Haider Ackermann RTW Fall 2017 review – Paris Fashion Week

Fashion will always hold that statement as it’s sole purpose to reveal a mirrored expression of desire.  As referenced by the famous French psychotherapist Jacques Lacan who phrased this phenomenon the objet petit a, as a deliberately untranslatable term, with it’s meaning referring to the ‘desire of the other’.  As designers of high end fashion such as Haider Ackermann there is that desire to represent and expose their refection of the self, which could be seen as a portrayal and duality of appearances. Haiderman once again (please refer to Haider Ackermann. Paris Fashion Week Spring/Summer 2017 ) has created a statement, that, if you study closely, maybe revealing of trends and styles that fall within the feminine and it’s interest in the masculine.  That has constantly been confused in fashion with the term unisex, which is an incorrect and in someways misleading terminology.  Androgynous, as a fashion perspective, is a clear projection of fluidity of the female form, that can easily incorporate and be influenced by male styles.   Very rarely can this be achieved in reverse, with male fashion influenced, or embracing feminine styles – as a notion it has more appeal within costume design and it’s associated novelty.

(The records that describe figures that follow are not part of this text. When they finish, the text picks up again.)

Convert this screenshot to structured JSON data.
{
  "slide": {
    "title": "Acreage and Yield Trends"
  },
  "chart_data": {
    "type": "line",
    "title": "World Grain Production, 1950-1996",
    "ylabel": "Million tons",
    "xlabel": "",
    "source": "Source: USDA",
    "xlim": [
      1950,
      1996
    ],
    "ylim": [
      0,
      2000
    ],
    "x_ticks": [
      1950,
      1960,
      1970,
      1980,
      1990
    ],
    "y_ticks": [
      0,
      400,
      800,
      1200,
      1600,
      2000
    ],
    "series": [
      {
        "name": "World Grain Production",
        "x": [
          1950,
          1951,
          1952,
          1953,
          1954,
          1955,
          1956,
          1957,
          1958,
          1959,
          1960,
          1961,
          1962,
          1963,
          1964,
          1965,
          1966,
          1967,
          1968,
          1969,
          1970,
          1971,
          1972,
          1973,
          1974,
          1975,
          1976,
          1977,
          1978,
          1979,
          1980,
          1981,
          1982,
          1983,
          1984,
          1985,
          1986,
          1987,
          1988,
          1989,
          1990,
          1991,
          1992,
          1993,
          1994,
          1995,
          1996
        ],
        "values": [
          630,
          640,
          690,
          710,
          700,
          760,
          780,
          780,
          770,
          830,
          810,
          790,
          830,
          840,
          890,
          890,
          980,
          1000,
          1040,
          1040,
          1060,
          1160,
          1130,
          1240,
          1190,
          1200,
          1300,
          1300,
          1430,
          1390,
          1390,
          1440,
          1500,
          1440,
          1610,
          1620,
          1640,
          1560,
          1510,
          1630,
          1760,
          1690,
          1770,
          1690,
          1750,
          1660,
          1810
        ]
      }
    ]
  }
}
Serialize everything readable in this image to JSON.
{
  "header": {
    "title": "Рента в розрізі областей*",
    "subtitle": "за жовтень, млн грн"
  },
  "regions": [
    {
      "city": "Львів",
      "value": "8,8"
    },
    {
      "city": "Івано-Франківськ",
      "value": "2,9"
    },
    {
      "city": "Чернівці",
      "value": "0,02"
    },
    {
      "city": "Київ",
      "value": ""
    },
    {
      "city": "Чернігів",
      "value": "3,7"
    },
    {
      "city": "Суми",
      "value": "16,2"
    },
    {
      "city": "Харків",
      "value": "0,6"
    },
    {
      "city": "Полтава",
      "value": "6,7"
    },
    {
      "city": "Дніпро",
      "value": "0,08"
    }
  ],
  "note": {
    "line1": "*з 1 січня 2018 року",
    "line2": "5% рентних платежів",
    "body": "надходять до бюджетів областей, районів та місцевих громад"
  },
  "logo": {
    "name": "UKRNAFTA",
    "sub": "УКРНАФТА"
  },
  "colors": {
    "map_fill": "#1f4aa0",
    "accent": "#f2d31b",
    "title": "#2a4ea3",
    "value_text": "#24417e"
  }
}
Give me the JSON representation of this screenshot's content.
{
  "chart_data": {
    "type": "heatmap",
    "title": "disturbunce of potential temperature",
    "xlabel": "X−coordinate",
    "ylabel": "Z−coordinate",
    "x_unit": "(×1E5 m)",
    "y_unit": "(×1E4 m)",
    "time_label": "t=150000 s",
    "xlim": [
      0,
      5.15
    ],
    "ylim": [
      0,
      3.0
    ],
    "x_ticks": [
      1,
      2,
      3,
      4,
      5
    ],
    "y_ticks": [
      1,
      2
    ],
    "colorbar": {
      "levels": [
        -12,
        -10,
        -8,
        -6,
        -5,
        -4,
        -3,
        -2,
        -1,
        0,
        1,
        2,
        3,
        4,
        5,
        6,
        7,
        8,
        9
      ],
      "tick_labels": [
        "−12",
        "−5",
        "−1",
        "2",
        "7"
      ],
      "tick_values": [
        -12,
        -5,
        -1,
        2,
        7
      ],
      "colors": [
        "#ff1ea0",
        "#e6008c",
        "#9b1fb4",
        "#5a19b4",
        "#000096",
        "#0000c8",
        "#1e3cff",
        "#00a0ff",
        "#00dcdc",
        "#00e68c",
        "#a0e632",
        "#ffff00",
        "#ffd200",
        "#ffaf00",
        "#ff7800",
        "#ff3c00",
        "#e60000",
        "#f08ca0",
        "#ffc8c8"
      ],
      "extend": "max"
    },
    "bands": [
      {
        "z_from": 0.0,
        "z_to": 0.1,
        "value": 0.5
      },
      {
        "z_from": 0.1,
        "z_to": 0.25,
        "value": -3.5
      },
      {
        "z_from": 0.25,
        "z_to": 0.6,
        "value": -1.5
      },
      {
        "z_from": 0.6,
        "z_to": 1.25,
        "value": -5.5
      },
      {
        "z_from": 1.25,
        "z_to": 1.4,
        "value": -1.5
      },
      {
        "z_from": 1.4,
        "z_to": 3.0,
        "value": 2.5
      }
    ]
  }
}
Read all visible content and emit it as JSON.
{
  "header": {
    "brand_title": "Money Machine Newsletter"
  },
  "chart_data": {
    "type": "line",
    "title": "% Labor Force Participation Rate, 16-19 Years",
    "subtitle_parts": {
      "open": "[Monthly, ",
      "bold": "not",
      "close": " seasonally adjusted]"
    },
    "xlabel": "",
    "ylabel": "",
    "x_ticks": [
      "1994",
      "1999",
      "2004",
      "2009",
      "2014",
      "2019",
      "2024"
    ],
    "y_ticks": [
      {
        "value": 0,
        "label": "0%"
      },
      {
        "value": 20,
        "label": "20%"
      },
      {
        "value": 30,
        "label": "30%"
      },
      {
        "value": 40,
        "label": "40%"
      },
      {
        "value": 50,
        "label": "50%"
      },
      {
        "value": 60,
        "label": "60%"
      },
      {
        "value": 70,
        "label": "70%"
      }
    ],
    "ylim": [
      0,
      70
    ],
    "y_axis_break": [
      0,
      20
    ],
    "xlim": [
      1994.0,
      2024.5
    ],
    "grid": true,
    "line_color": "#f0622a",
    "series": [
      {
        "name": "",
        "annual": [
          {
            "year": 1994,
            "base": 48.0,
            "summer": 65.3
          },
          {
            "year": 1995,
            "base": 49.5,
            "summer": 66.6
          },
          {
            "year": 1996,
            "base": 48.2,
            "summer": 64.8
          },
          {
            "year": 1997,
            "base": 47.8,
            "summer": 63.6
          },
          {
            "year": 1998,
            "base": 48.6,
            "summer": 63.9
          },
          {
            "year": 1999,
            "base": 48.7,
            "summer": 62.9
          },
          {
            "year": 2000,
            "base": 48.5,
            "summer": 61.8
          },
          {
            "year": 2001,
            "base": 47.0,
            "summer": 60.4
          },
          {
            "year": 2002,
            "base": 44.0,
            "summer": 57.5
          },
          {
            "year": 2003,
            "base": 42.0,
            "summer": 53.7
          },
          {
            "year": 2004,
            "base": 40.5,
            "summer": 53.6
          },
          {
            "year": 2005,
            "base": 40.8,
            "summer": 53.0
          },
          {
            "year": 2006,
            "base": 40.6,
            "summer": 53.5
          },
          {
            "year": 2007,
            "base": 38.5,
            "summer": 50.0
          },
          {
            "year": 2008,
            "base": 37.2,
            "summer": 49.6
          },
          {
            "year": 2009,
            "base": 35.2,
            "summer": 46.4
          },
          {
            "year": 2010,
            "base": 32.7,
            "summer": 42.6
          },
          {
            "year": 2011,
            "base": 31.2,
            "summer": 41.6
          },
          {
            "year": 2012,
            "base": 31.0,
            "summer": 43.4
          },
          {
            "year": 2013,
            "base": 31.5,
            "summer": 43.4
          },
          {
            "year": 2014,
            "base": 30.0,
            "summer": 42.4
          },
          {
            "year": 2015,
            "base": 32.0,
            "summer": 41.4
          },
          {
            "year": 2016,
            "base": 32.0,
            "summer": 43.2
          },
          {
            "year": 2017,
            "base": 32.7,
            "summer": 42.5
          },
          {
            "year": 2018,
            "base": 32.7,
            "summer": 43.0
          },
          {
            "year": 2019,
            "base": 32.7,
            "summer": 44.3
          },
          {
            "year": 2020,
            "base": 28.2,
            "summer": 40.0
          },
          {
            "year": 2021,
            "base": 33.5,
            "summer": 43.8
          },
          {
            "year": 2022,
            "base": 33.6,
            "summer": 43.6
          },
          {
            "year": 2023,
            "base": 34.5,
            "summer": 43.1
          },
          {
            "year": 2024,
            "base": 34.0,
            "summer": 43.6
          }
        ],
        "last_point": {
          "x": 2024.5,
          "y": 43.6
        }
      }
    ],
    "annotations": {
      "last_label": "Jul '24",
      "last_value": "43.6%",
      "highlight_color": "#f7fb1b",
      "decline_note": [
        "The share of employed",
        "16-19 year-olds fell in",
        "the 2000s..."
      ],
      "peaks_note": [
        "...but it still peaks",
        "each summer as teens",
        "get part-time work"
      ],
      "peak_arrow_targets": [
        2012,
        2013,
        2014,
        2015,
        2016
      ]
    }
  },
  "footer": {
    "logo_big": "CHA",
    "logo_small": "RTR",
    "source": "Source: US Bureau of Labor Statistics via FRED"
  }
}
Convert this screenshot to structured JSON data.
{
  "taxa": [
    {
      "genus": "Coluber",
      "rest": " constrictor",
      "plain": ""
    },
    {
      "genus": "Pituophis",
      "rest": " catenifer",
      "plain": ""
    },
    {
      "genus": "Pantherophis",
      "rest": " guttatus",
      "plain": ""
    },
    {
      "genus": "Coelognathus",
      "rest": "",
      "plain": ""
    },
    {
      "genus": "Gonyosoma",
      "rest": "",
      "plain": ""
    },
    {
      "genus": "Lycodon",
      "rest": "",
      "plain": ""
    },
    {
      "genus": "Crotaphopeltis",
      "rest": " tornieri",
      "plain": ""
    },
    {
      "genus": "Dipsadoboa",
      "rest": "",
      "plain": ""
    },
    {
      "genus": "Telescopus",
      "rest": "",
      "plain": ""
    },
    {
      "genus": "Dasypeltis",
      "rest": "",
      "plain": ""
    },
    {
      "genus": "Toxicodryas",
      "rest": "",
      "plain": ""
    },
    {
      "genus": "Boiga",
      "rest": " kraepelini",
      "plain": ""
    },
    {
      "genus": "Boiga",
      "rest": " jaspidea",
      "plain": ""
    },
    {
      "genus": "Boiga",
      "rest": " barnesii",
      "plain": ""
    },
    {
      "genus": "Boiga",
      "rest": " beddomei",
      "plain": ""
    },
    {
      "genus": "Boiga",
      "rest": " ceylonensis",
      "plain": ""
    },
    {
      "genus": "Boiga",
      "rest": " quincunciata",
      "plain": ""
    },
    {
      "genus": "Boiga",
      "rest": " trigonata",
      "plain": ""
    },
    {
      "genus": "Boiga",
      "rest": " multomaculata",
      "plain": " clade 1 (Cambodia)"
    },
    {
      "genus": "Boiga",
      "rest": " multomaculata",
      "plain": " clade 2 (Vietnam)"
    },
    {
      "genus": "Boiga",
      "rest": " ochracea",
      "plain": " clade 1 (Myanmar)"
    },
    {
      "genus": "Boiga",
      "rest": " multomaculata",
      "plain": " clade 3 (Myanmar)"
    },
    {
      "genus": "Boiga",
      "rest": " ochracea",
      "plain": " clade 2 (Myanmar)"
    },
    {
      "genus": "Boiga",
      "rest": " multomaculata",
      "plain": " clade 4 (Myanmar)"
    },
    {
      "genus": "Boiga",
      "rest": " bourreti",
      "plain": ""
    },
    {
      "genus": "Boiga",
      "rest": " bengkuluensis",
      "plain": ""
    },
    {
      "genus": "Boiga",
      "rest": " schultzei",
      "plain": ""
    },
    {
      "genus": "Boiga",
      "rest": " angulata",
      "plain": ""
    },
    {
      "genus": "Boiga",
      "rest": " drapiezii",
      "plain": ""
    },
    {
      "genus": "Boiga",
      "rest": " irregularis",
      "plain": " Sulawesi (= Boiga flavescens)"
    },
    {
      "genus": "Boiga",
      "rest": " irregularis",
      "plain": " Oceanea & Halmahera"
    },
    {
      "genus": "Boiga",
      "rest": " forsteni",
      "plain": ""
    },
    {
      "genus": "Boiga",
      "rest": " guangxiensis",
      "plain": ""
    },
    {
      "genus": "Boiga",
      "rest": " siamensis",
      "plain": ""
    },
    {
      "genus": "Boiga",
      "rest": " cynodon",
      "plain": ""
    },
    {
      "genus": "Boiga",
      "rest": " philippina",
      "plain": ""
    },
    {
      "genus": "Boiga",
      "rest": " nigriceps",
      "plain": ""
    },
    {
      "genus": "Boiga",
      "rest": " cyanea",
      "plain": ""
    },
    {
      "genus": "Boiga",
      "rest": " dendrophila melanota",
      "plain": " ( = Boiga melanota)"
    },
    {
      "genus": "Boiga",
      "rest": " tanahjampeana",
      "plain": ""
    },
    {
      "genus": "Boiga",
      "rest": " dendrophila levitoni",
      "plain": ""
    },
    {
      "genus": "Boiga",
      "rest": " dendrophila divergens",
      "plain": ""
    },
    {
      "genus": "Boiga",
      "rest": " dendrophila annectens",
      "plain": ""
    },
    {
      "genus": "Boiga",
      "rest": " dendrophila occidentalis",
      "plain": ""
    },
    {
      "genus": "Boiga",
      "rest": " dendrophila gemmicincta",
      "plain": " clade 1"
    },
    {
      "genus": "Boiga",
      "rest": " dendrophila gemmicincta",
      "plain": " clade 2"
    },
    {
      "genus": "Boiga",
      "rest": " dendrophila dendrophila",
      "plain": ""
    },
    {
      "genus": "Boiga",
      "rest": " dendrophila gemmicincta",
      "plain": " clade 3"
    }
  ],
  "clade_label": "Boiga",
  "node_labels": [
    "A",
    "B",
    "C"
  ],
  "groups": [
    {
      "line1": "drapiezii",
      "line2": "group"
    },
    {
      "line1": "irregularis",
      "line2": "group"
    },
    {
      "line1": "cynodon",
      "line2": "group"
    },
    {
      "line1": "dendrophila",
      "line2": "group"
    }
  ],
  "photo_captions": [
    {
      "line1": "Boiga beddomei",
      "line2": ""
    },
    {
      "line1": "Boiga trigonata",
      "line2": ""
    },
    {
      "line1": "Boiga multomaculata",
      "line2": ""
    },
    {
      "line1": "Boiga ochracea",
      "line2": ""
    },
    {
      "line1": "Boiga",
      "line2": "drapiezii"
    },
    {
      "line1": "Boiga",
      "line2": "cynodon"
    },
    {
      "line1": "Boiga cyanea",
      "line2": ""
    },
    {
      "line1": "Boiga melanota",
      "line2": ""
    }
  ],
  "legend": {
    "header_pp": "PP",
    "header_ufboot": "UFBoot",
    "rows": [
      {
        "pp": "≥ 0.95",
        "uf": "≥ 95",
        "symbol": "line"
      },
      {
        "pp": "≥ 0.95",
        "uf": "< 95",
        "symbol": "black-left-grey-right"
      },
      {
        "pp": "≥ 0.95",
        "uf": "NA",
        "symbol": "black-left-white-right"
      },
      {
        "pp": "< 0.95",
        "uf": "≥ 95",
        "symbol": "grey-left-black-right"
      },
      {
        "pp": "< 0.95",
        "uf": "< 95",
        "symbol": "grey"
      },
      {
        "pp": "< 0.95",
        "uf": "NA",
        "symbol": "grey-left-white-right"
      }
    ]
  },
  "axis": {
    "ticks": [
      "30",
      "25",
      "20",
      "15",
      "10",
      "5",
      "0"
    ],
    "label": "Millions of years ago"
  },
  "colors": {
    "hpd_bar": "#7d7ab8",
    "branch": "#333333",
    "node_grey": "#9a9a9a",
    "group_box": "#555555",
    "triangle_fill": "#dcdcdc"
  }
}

Haider Ackermann is a master when it comes to clean and sleek cuts.  Beautifully fitted and presented on the models.  Exceptionally well structured array for his ready-to-wear  Fall 2017 collection with intermixed modernist styles, utilizing fine wool blends to complement neatly deconstructed formal looks.  Ackermann, despite the serious and somber impact of this collection, shows the remnants of femininity with silk underlays and tops.  With only one ensemble represented being the blue patterned two-piece silk ‘suit’.  His combination of Mongolian lamb furs and leathers to modernist looks only solidifies that rugged sex appeal of the female embracing the masculine.  Also noted were the models short and dyed black styled wigs with cropped fringes.  A boyish look that is purely, as discussed, the female portrayal of the androgynous – a sophisticated sex appeal.  This is Haider Ackermann’s intended mirroring of the ‘other’ in it’s latent desire, that is, paradoxically, the alluring reflection of the feminine.